Of course Michael stopped by the hospital again, sometimes mid-deliberation. But when the fragile image was perhaps not helping his chances, Jackson's rep took over the TV to assure everyone, "He is not falling apart!" and to add that he was actually optimistic and trusting of the wonderful jury, who were so terrific to sit and listen to all that testimony blah blah blah. As those jurors pondered his fate, a parade of other camera hoggers speaking for Michael swarmed the tube, but I guess no one was asked to speak for the accuser—or maybe they were just honoring that silly old gag order. The height of the one-sided circus was Jesse Jackson going on TV to discuss whether Mesereau's edict that no one was authorized to speak to reporters applied to Jesse himself. Absolutely not, the good reverend unsurprisingly concluded!

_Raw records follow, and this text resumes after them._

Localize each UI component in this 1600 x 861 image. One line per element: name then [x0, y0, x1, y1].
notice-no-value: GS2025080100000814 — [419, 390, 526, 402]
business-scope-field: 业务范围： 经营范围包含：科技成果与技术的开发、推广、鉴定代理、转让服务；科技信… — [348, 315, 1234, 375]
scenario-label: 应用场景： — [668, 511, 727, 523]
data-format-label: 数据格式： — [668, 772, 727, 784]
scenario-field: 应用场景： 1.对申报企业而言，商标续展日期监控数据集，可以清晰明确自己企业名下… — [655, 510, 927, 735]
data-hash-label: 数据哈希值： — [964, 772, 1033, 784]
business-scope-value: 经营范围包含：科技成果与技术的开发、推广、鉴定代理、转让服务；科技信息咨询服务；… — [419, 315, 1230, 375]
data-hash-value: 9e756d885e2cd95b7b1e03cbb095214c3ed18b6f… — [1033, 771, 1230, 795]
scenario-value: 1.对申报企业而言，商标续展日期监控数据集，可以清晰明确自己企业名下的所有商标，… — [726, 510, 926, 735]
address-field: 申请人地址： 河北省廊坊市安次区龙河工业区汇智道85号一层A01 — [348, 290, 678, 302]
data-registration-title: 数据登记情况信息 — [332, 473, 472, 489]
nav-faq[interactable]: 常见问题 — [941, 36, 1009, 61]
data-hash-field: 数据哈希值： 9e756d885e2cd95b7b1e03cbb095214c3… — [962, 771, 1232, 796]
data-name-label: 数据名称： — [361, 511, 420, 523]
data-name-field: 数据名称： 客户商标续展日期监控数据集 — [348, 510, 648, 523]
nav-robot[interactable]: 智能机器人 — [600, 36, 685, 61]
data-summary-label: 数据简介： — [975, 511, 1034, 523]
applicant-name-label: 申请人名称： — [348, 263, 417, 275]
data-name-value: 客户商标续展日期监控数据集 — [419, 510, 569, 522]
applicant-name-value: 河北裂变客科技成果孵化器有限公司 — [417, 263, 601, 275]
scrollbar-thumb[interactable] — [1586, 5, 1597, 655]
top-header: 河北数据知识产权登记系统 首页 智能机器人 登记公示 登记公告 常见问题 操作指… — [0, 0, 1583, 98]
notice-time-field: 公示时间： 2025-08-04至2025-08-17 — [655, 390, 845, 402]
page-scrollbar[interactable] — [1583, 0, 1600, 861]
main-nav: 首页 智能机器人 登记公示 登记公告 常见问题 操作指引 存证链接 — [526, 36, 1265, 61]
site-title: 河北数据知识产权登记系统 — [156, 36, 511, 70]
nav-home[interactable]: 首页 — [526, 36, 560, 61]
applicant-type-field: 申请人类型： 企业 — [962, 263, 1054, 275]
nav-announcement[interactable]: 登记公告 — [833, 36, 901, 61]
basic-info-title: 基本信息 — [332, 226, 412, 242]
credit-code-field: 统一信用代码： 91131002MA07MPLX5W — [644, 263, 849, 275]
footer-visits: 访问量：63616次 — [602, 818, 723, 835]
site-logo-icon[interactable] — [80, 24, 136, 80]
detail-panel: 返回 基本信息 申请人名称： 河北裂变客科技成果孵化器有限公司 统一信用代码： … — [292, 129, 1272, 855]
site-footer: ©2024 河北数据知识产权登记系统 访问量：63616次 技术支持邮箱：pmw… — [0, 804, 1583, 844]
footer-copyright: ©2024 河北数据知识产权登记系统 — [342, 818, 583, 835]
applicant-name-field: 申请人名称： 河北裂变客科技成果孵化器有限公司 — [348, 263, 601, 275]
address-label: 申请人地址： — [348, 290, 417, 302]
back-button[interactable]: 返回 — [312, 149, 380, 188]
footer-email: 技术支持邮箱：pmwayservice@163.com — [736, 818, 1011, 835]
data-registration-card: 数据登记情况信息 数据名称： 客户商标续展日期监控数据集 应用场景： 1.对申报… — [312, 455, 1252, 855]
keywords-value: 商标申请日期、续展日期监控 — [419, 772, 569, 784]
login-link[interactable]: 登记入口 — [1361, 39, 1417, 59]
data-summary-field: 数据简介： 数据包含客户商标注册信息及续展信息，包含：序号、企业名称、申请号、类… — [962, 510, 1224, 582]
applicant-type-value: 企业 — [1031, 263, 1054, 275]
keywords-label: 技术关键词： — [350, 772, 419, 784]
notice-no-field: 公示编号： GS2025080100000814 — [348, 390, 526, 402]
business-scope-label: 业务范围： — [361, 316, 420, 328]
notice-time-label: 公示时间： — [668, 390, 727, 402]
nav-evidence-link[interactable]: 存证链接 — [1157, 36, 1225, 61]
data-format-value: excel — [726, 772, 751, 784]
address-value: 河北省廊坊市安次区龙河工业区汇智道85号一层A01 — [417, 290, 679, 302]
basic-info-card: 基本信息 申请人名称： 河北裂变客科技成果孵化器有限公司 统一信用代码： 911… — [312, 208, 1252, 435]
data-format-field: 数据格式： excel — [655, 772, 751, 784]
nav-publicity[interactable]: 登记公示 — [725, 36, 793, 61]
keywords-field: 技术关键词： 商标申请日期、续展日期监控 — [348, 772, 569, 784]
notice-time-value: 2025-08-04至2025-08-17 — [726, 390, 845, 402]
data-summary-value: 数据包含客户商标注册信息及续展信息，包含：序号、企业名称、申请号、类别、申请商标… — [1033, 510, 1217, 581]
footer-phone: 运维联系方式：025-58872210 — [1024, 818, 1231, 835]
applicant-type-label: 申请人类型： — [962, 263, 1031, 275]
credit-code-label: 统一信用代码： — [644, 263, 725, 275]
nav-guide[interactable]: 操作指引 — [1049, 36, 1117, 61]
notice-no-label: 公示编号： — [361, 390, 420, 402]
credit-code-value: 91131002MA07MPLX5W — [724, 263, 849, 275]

Meanwhile, Michael's showman-like behavior was fueling the accuser in a lot of us—and after all we wanted him to be guilty, partly because he seems of a different breed and because it somehow makes us feel better to think that showbiz has deeply corrupting influences. Besides, anxiety about children's safety happens to be at an orange-alert level right now. At the time of this trial, you couldn't turn on the TV without hearing about kids being mishandled, and that same panic was being reflected in artful plays (Doubt, The Pillowman) and movies (Palindromes, Mysterious Skin) obsessed with the horrifying ramifications of child abuse. Jacko's guilt might have helped indie film fests and the next Broadway season, but when our serious concerns had us lusting for a conviction without enough consistent evidence, we all threatened to turn into Tom Sneddon.

The defense had its own problems, but it was so successful at turning the tables and putting the accuser's mother on trial that some of the jury probably ended up wanting to declare, "She's guilty of all charges!"

Whatever the case, Michael (if not his "blemished penis") is now free to entertain children all over again. Let's catch up in 10 years, when the next accuser hits.